EIGHTH AMENDMENT TO DISTRIBUTION SERVICE AGREEMENT

EX-10.1 3 dex101.htm EIGHTH AMENDMENT TO DISTRIBUTION SERVICE AGREEMENT Eighth Amendment to Distribution Service Agreement

Exhibit 10.1

EIGHTH AMENDMENT TO DISTRIBUTION SERVICE AGREEMENT

This Eighth Amendment to Distribution Service Agreement is entered into effective as of April 1, 2007 by and between The Pantry, Inc. (“Pantry”) and McLane Company, Inc. (“McLane”), and amends the Distribution Service Agreement between them dated October 10, 1999 (as previously amended, the “Agreement”).

1. Defined Terms. Each capitalized term used in this amendment without definition has the meaning given to that term in the Agreement.

2. Amendment of Agreement. Effective as of the date first written above:

(a) A new subsection 3.6(e) is added to the Service Agreement to read in its entirety as follows:

“(e) Within 10 days after the end of each McLane accounting quarter McLane shall pay to Company an amount of $[* * *] per store for each of those 66 stores acquired by Company from Petro Express Inc. (the “Petro Express Stores”). No other service allowance amounts under this Section 3.6 or any amendment to this Agreement will be paid as to the Petro Express Stores.”

(b) A new Section 3.7 is added to the Service Agreement to read in its entirety as follows:

“3.7 Year-End Allowance Payment. On or before October 9, 2007, and each anniversary thereof during the remaining term of this Agreement, McLane shall pay to Company a year-end allowance payment of $[* * *].”

(c) The first sentence of Section 10 of the Third Amendment to Distribution Service Agreement entered into between the parties as of October 5, 2002 is amended by replacing the phrase “$[* * *] for each store in operation [* * *]” with the phrase “$[* * *] for each store in operation”;

(d) The second and final sentence of Section 10 of the Third Amendment is deleted in its entirety; and


[***] Confidential treatment requested pursuant to a request for confidential treatment filed with the Securities and Exchange Commission. Omitted portions have been filed separately with the Commission.


(e) Exhibit A to the Agreement is amended to add the following new sentences: “McLane shall pay to Company a per-carton cigarette rebate of $[* * *] per carton on all cigarettes purchased by the Petro Express Stores. No other per-carton rebates in this Exhibit A or otherwise will apply as to the Petro Express Stores.”

3. Miscellaneous.

(a) This amendment is limited as specified and does not constitute a modification, amendment or waiver of any other provision of the Agreement. Except as specifically amended by this amendment, the Agreement remains in full force and effect and is hereby ratified and confirmed.
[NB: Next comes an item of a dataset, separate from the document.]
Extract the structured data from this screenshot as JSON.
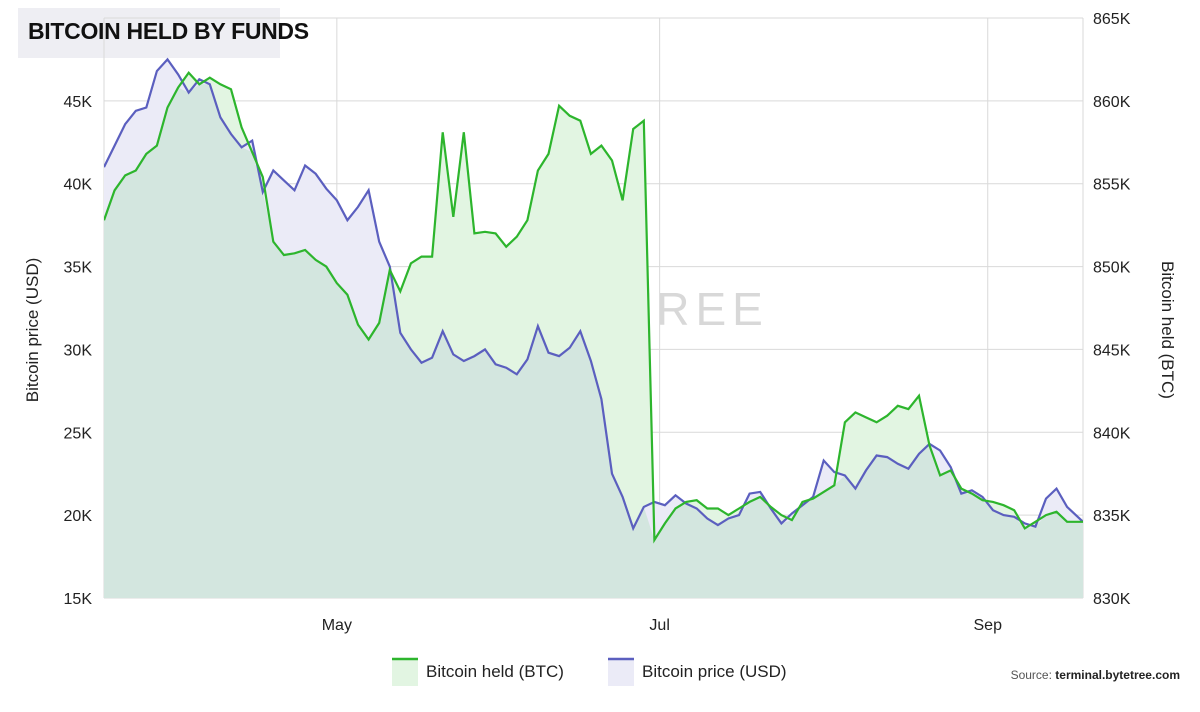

(b) This amendment may be executed in counterparts, each of which is to be deemed an original, and all of which constitute one and the same instrument.

(c) The laws of the State of North Carolina, other than its conflict of law rules, govern this amendment.

The parties have entered into this amendment as of the date first written above.

 

The Pantry, Inc.      McLane Company, Inc.
By:  

/s/ David M. Zaborski

     By:  

/s/ Peter Liavitt

Name:  

David M. Zaborski

     Name:  

Peter Liavitt

Title:  

Senior Vice President

     Title:  

Senior Vice President

Date:  

3/13/07

     Date:  

3/17/07


[***] Confidential treatment requested pursuant to a request for confidential treatment filed with the Securities and Exchange Commission. Omitted portions have been filed separately with the Commission.